最高裁が「ふざけた訴状」に“ブチギレ”? 「訴え却下」決定理由ににじむ怒りと”さすが”の緻密な法律論
最高裁が、同裁判所に提起された訴訟について「却下」、つまり本題の審理に入る以前に訴訟自体が不適法とする「門前払い」の決定を行ったことが、SNS上で話題になっている。決定文は全文を裁判所のHPで見ることができる(令和8年(2026年)1月28日 第一小法廷決定)。 【イラスト解説】離婚の慰謝料ってなに? それによると、原告側の訴状のタイトルは「遍く女性が光り輝く令和光の離婚等請求事件訴状(19:47)(令和管轄:仙台家庭裁判所)」。提出先が「遍く女性が光り輝く令和光の最高裁判所」とされている。 原告の氏名には「光り輝く令和原告」の肩書が付され、原告住所として代理人弁護士の法律事務所の所在地(福岡県北九州市)が記載されており、被告については福島県いわき市内に住所を有する旨の記載があったという。 なお、法律上求められている印紙の貼付、郵券(切手)の予納がされていなかったという。 訴状の記載について、SNS上で「ふざけてる」などと批判する投稿が多くみられる。

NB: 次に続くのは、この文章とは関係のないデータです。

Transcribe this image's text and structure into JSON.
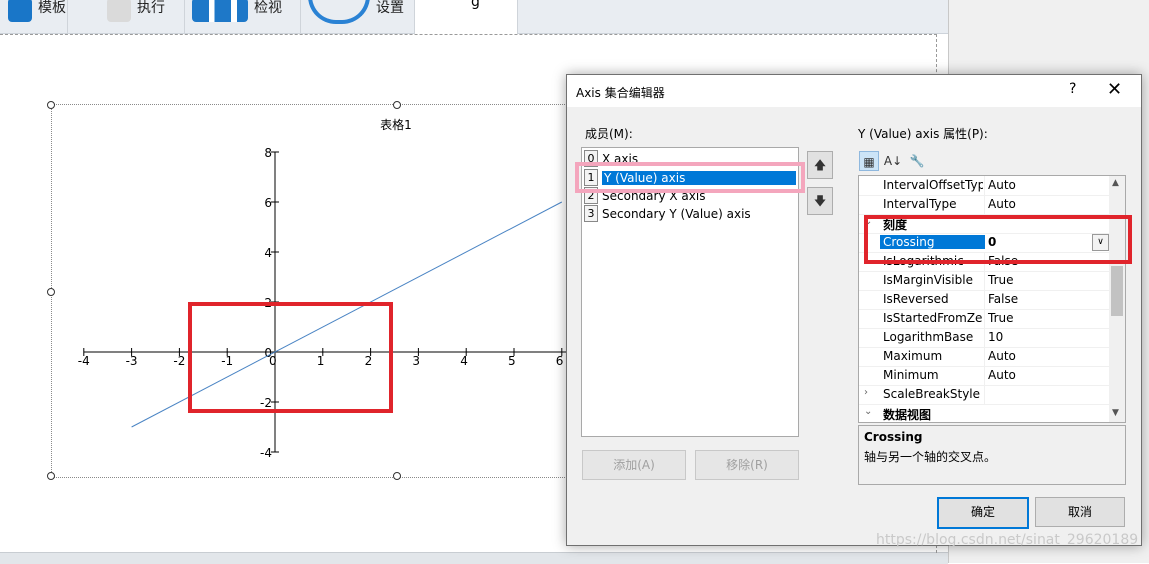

しかし、最高裁はこの訴えを却下するために、約2ページ半にわたり丁寧かつ緻密な法律論を展開している。 最高裁もヒマではない。それどころか多くの事件を抱えて常に余裕がない。にもかかわらず、最高裁がこの訴えを却下するために、貴重な時間を割いてまで長文の決定書を作成したのは、そうしなければならない理由、つまり、民事訴訟法の解釈ないしは理論上の問題があったからにほかならない。それはいったいどのようなものか。 大学時代に民事訴訟法を専攻し、同法の理論と実務の双方に造詣が深い荒川香遥弁護士(弁護士法人ダーウィン法律事務所代表)に解説してもらった。
「管轄違い」の訴えでも裁判所は却下できない
荒川弁護士は、本決定の論旨を「問題点の所在を的確に把握し、論旨は明解で穴がなく、かつ原告の利益にも抜かりなく目配りし、妥当な結論を示している。まさに『獅子、欺かざるの力(※)』ですね」と高く評価する。 ※どんなにつまらないと思われることであっても、手を抜かず全力を尽くすこと そもそも、わが国では三審制がとられているため、最高裁にいきなり出訴することは明らかに管轄違いである。最高裁は、その一点のみを理由として直ちに本件訴えを却下することはできなかったのか。 荒川弁護士は、そのような扱いは民事訴訟法上、許されないと説明する。 荒川弁護士:「裁判所は、訴えが管轄違いであることのみを理由として訴えを却下することはできません。本来の管轄を有する裁判所へ訴訟を移送することが義務付けられています(民事訴訟法16条1項)。 その理由は、管轄違いというだけで訴えを却下すると、原告に不測の不利益を与え、憲法が保障する『裁判を受ける権利』の侵害になりかねないからです。 どういうことかというと、原告は、本来の管轄がある裁判所に改めて訴えを提起し直さなければならず、手間と費用がかかります。また、その間に時効の期間や出訴期間を過ぎたりしてしまうことがあります。 そのような事態を防ぐため、裁判所は管轄違いの訴えでも却下せず、本来の管轄の裁判所に移送しなければならないこととされているのです」 民事訴訟法16条1項は「裁判所」について何ら限定を加えていないため、最高裁にも当然に適用される。したがって、最高裁は本件の訴えを、本来の管轄裁判所へ移送しなければならないはずである。 本件の場合、原告の住所は福岡県北九州市、被告の住所は福島県いわき市であり、離婚訴訟の管轄はそのいずれかということになる(人事訴訟法4条1項参照)。 したがって、最高裁は、上述した「管轄違いによる移送」の規定(民事訴訟法16条1項)からすれば、本来、当事者の申立てまたは職権で「福岡家裁小倉支部」または「福島家裁いわき支部」に移送しなければならないはずだった。